Pasteurella canis often causes soft-tissue infections and wound infections, as well as systemic bacteremia in humans. These infections include peritonitis, conjunctivitis, osteomyelitis, and arthritis. Joint prosthetics can also be infected by the bacteria. Less commonly, this bacterium may result in respiratory infections, septic arthritis, endocarditis, and meningitis. Most patients with pulmonary infections caused by this species are elderly with pre-existing chronic lung diseases such as COPD.

==Antibiotics treatment and resistance==
Many common antibiotics can successfully treat P. canis infections in both humans and animals.
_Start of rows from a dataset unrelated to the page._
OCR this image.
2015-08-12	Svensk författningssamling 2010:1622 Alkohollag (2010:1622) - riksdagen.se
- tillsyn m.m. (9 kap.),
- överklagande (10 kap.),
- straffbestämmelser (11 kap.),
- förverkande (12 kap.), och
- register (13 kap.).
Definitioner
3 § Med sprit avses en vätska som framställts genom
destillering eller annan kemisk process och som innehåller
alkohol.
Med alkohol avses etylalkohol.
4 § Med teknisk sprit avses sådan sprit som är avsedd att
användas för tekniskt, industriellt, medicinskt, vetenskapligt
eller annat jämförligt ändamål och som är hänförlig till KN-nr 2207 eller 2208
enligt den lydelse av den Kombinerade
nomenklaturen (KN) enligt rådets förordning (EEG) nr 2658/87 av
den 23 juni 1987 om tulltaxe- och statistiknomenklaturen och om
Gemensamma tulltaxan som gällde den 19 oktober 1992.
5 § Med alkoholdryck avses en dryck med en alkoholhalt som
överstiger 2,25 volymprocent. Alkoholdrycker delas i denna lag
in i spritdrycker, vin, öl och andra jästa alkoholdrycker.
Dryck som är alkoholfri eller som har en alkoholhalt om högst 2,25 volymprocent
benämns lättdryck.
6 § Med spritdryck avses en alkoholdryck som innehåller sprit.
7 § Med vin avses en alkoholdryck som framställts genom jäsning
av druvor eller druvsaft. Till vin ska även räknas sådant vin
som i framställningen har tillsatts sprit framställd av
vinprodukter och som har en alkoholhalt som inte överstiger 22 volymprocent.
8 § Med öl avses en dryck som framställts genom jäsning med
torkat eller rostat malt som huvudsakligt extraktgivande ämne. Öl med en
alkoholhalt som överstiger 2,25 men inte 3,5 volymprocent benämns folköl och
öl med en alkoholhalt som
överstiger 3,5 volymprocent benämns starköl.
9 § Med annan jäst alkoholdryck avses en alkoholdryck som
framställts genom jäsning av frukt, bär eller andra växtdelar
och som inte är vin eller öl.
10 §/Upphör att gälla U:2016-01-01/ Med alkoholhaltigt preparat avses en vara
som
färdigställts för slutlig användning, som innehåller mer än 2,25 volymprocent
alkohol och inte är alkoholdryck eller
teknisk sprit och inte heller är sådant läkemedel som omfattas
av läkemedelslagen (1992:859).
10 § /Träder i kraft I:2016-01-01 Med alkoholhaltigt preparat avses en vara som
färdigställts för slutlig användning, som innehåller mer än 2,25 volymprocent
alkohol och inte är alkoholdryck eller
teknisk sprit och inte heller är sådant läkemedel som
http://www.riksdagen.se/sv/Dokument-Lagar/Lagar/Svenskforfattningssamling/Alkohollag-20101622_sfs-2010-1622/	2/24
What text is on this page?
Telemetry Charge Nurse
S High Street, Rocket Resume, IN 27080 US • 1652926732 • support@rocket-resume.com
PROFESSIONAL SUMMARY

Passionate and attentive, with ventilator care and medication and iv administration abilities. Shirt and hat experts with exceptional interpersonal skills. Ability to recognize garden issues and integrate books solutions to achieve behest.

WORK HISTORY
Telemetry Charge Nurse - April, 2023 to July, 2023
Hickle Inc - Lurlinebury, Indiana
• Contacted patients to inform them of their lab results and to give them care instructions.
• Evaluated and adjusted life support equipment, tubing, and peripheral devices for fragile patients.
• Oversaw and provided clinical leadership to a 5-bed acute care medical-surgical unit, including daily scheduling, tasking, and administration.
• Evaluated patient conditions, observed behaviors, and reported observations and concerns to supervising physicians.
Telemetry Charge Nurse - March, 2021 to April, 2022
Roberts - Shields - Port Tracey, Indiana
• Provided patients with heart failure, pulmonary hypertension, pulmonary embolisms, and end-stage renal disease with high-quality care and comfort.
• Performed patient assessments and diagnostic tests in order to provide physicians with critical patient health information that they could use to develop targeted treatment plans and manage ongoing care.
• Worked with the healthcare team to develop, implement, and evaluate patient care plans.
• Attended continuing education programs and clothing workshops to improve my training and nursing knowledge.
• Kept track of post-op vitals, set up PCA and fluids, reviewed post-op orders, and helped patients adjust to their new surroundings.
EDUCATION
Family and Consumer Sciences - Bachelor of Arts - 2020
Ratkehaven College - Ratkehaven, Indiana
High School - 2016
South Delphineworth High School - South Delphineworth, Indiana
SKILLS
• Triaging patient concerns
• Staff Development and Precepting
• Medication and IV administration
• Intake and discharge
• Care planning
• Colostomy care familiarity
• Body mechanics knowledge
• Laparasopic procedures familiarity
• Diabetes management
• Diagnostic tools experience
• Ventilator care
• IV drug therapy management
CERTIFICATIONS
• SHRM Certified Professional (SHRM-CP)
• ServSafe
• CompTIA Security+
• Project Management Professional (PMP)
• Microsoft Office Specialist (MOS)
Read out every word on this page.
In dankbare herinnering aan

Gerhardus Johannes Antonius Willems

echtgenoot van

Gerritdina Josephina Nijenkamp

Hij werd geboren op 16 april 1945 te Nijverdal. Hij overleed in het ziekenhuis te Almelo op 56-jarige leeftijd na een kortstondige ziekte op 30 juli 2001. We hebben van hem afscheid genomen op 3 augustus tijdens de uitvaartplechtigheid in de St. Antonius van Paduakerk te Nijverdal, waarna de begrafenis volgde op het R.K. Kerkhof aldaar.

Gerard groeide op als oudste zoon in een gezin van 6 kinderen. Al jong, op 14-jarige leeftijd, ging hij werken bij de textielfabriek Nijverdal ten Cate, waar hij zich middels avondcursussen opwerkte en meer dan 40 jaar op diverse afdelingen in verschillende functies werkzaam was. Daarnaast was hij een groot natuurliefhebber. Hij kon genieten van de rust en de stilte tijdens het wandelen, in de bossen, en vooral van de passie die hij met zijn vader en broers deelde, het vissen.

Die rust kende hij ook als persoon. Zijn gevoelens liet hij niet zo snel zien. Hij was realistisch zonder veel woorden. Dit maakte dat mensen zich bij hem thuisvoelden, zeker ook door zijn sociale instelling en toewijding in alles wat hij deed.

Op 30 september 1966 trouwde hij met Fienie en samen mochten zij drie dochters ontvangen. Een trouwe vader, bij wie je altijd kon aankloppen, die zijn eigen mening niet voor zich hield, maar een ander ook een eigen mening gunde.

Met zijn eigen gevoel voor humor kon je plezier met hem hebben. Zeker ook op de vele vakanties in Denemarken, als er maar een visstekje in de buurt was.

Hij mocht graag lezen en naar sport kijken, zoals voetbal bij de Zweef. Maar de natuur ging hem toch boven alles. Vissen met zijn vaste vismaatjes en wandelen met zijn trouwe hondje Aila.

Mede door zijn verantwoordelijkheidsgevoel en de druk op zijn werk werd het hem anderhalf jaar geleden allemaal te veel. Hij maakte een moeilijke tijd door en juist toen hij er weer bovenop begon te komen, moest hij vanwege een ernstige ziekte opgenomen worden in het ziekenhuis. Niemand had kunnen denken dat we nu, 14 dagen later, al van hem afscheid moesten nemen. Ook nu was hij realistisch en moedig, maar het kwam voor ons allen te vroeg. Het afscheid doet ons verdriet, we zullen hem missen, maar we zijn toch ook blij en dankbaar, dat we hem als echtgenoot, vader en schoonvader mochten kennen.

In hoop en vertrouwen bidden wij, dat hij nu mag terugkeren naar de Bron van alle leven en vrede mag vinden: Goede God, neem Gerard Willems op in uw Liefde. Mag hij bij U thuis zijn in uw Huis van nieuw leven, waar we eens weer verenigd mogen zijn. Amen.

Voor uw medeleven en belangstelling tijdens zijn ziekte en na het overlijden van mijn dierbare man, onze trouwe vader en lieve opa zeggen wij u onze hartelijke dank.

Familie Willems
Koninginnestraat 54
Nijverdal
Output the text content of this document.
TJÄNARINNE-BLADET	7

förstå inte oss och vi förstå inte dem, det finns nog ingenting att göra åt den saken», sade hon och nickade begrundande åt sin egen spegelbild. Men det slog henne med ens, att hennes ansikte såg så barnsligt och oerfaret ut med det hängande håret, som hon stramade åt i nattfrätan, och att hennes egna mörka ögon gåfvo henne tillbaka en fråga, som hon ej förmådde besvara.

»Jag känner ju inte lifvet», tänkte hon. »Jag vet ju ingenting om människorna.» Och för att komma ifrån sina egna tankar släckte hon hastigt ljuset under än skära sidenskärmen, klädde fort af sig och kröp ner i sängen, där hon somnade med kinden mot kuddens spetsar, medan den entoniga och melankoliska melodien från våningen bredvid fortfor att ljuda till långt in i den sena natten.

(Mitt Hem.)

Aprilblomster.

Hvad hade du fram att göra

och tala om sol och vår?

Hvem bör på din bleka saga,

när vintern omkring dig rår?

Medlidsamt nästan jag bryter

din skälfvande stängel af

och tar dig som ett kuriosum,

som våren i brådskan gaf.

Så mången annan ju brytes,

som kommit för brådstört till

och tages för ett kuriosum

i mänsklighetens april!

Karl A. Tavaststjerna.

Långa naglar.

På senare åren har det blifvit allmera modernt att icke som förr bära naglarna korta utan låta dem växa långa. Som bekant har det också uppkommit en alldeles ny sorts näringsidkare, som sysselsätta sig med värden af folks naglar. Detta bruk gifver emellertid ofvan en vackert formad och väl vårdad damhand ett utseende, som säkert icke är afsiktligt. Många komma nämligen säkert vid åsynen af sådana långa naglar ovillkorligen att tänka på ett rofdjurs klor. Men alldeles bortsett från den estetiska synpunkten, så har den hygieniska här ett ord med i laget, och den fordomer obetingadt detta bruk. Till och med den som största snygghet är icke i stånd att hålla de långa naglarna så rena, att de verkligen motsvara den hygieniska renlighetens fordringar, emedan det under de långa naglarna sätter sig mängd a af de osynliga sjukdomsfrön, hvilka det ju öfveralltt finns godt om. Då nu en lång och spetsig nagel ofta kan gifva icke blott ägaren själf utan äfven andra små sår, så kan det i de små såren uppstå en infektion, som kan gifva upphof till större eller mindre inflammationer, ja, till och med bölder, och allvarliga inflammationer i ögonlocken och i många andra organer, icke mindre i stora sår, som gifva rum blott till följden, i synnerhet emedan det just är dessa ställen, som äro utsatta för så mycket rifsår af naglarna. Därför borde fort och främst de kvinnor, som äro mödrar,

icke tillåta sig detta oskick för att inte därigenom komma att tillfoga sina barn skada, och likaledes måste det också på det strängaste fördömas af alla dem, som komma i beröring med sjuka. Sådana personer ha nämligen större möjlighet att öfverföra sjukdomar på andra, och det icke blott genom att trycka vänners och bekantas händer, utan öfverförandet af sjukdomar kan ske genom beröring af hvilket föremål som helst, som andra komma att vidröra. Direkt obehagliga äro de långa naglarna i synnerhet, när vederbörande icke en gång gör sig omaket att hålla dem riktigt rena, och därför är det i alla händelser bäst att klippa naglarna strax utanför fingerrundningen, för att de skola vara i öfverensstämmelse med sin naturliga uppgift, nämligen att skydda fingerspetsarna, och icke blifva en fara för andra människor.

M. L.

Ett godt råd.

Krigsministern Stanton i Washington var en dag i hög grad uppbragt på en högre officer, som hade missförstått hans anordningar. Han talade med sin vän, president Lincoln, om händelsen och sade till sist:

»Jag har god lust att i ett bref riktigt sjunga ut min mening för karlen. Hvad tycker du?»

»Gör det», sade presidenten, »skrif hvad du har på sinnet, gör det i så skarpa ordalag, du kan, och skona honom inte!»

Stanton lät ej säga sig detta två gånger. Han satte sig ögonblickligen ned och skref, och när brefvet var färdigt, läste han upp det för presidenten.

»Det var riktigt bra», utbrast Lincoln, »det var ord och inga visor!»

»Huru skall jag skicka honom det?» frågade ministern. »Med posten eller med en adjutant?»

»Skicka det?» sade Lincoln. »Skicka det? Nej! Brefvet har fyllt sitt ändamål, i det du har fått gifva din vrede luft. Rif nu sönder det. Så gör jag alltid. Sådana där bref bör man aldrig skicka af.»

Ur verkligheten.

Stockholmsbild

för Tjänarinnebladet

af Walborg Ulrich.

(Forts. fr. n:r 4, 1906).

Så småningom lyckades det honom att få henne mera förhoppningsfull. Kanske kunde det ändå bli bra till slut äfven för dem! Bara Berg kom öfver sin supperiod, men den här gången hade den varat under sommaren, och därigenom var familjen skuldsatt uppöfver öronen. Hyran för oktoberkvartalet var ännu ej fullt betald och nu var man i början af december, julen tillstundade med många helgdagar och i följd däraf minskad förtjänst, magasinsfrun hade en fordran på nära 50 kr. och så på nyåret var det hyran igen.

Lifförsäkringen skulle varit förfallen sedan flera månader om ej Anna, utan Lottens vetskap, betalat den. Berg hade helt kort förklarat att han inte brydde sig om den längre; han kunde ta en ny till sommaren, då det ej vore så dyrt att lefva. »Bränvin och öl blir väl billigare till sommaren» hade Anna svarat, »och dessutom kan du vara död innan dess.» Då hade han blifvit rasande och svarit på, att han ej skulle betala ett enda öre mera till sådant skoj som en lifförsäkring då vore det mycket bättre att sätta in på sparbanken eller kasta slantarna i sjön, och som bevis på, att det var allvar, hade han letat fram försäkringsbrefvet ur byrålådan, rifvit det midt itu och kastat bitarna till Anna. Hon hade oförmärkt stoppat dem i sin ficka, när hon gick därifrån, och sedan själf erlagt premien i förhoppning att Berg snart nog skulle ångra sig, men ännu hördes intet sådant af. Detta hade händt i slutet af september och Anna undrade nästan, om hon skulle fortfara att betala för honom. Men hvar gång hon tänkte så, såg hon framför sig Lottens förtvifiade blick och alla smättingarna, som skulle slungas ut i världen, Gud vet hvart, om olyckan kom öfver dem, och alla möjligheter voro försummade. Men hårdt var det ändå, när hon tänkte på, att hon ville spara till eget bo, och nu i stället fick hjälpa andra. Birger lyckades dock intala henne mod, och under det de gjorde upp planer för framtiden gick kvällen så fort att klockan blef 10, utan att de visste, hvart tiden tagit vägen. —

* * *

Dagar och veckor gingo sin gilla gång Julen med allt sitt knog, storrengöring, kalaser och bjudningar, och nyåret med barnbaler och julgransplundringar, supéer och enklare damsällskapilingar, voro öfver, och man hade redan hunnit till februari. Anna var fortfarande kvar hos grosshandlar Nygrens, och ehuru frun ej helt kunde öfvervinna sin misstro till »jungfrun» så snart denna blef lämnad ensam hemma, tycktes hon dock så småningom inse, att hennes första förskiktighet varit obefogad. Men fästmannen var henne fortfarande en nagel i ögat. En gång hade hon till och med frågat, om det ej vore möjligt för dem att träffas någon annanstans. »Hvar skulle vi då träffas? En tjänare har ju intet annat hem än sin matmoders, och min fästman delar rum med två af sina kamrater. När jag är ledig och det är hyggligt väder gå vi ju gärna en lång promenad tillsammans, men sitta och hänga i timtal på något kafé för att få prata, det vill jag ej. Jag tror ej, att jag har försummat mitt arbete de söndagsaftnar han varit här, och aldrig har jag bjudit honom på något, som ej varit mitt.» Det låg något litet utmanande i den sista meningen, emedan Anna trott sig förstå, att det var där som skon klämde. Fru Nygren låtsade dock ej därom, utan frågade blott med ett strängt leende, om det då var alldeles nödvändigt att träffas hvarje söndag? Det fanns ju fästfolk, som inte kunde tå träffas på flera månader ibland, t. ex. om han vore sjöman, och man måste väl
P. canis has shown sensitivity to ampicillin (penicillin), cefuroxime (second-generation cephalosporin), most third-generation cephalosporins (cefixime, cefotaxime, ceftriaxone, and cefoperazone), ciprofloxacin (quinolones), trimethoprim/sulfamethoxazole (sulfonamides), chloramphenicol, most aminoglycosides, and tetracycline. However, the bacterium is also resistant to numerous drugs, such as dicloxacillin (penicillin), some aminoglycosides (spectinomycin and neomycin), vancomycin (glycopeptides), cephalexin and cefadoxil (first-generation cephalosporin), erythromycin (macrolides), and imipenem (carbapenem).